Just As Beautiful

When it comes to size, you have to be a pretty strong person not to feel some pressure to conform to “the norm” purveyed by certain corners of the media these days. It seems the quest for perfection is never-ending, and one stroll through the papers this week brought at least three anorexia stories to my attention – confirming that, for some, the pressure is indeed still very much on (although this is obviously a much wider and more controversial issue, which needs careful exploration).

However, one woman has recognised that for a cross-section of society, nothing out there currently exists which really seems to cater for the bigger woman’s lifestyle as a whole. Enter Just As Beautiful, a new bi-monthly magazine launching this month which is aimed specifically at women between a size 14 and 20. Offering tips on fashion, cooking and lifestyle, Just As Beautiful promises never to include diet plans, and crucially, it’ll also present models without the airbrushing we’re so readily subjected to elsewhere in the media.

Just As Beautiful is the brainchild of its editor, Sue Thompson, who is herself a proud size 18. Her mission statement is simply to “help end the current harsh visual obsession” of which she feels curvier women are the victims.
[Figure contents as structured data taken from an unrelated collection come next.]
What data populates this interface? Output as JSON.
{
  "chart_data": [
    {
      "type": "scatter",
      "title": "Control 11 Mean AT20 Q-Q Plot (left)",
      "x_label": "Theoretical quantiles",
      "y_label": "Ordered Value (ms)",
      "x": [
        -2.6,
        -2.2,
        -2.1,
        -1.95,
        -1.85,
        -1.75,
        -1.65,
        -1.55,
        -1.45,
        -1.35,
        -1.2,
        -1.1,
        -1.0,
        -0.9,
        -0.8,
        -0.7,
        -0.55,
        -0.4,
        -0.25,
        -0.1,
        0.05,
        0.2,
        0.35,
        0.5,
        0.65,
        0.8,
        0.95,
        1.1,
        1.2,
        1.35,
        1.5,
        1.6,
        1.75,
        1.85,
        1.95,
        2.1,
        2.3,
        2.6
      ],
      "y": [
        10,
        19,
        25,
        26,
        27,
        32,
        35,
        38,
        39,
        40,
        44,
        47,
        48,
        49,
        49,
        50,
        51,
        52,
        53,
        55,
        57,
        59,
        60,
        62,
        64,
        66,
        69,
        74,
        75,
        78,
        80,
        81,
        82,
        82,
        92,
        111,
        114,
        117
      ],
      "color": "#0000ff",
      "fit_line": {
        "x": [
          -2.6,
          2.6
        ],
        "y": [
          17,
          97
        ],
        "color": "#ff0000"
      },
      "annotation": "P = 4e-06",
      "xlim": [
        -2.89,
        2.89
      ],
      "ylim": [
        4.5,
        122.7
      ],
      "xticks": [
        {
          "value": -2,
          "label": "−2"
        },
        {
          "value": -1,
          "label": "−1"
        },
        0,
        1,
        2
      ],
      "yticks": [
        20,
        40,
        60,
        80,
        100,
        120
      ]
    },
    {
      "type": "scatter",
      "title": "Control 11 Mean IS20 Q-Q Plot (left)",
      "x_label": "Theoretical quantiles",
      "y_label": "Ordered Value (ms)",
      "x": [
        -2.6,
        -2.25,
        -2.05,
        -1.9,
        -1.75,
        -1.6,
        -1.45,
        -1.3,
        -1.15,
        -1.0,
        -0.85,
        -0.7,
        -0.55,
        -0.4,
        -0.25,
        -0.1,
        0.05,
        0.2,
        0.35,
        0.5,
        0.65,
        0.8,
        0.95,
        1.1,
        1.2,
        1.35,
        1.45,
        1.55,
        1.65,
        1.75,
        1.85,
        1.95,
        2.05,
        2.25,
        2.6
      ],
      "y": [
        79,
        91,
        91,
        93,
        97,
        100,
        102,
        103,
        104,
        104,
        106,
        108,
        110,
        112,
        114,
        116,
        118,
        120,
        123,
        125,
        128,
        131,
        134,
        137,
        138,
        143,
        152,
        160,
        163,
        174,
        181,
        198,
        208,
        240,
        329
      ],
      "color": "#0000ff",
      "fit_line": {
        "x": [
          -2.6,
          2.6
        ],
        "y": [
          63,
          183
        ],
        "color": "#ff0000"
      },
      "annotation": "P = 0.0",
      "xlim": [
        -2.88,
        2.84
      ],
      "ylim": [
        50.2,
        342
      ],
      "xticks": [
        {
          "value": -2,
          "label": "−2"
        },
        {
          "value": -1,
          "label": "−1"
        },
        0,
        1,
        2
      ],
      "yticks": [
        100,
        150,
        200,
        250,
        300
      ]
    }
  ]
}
While some have argued it just serves to further exacerbate size issues and perpetuates the debate on perceptions of perfection, I genuinely hope Just As Beautiful is well-received by a readership that appreciates its ethos; beauty comes in all shapes and sizes after all, and it’s refreshing to see more realistic attitudes to this not only creeping into the mainstream now, but being openly acknowledged too.

But let it be said that by praising the attitudes expressed in Just As Beautiful am I in no way condemning existing fashion and lifestyle magazines which choose to use petite models, nor pointing the finger of blame for anorexia, eating disorders or size issues in anyone’s direction – in a market as diverse as todays, there’s room for everyone to express their views, and this magazine has simply found its own niche.

Generally, concerted efforts to change attitudes to size really are evolving across the board – but for too long many women have felt that ‘big’ was the unspoken taboo in beauty. Now let’s hope it’s finally the last.